WITHIN THE STONE WALLS of the three-hundred-year-old Fortaleza de Santa Bárbara, dozens of men, some wearing rags and blood-soaked bandages, worked quietly in soft lamplight, their faces glistening with sweat from stress, humidity, and fever. They struggled to bend the barrels on rifles, drive spikes into the touchholes of cannons, and drench surplus gunpowder with water. Anything to ensure that the weapons they'd leave behind would be worthless to whichever enemy took over—the Honduran soldiers just beyond rifle range, or British marines from the HMS Icarus at anchor nearby in the warm Caribbean waters.

 

Not all of the men were fit enough to flee, though. Bullet wounds immobilized three of them, and illness incapacitated three others, including a New York Herald journalist sent to write about the adventurers. A surgeon and an aide would likewise remain behind to oversee their care in a makeshift hospital ward created by stringing hammocks across a large room. All of them were given a gun and a small reserve of ammunition in case they needed to defend themselves against an attack, but their plan was to beg mercy from whoever arrived first.

 

As the weapon wreckers worked, William Walker—a short slip of a man with light blond hair and eerily expressionless gray eyes—moved among the hammocks to offer thanks and final words of encouragement to the sick and the wounded. Even though they were Walker's men—his soldiers, really—he barely knew most of them. But one, Colonel Thomas Henry, had been a close confidant and strategic adviser, and Walker spent a few extra minutes with him, speaking softly into his ear above the gaping, maggoty wound where his jaw had been shot away. Walker asked whether Henry had uncovered any information that would help them track down José Trinidad Cabañas, the former Honduran president now waging an insurrection against the current  government. Henry, numbed by morphine, scrawled an answer on a piece of paper: Cabañas would be found somewhere along the Río Negro (now the Río Seco), about forty miles east of Trujillo.
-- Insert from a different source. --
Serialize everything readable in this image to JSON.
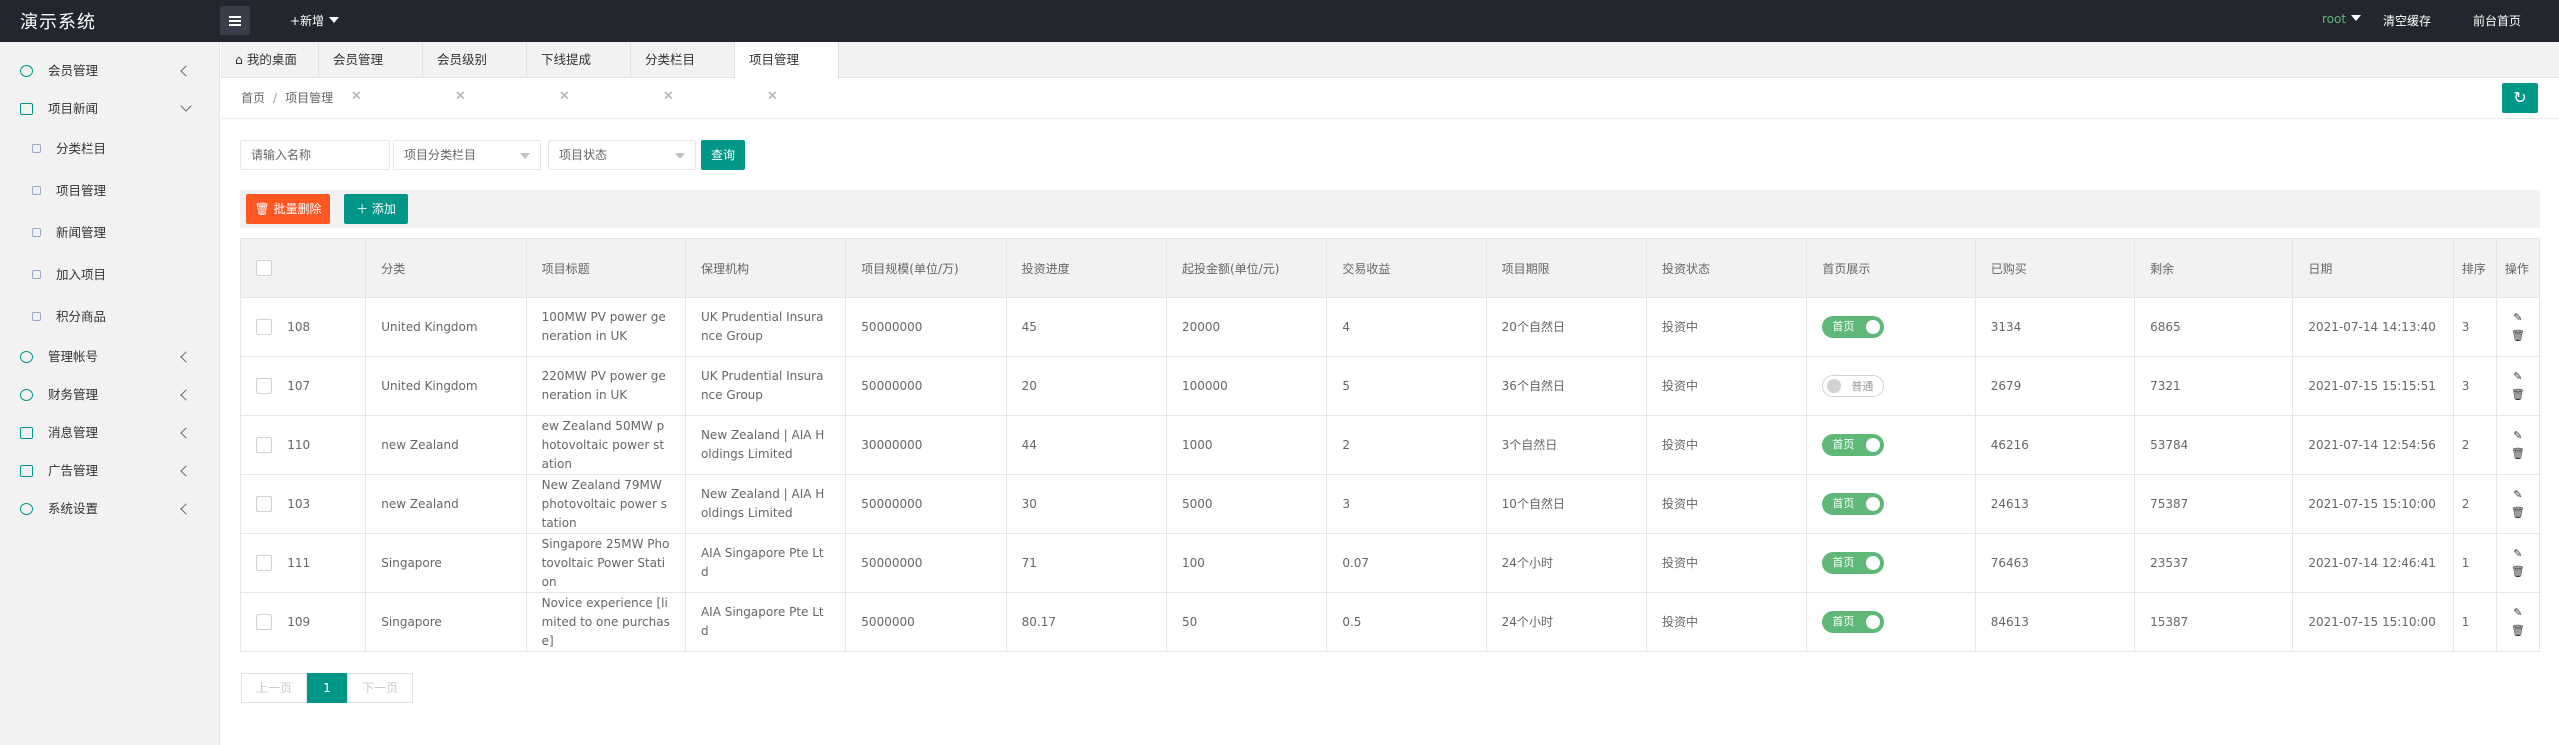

Walker whispered a few more words, then rushed the visit to an end.

 

The weapons sabotaged and a path forward determined, Walker ordered his remaining men—about seventy of them in various states of health and strength—to gather on the fort's parade grounds. Showing unusual discipline for such a ragtag squadron, the men quietly assembled a little after midnight then followed Walker through the ancient fort's main gate and over empty streets before disappearing into the jungle.

 

Skulking off in the middle of the night had not been in Walker's plans. He'd left New Orleans nearly three months earlier expecting to take over the small Caribbean island of Ruatan, less than fifty miles off Trujillo, at the invitation of English residents who feared for their futures once Great Britain fulfilled a treaty promise and turned the island over to Honduras. But Walker's infamy preceded him. After learning he was in the area, the British delayed the handover, leaving the Union Jack fluttering high above the island's main settlement, Coxen Hole. Walker neither wanted nor could win a battle against British warships, so he decided instead to seize Trujillo and from there invade Nicaragua, his ultimate target all along. But that plan ran into trouble, too, with the arrival of the Icarus and a demand from its captain that Walker and his men surrender. Instead, they ran.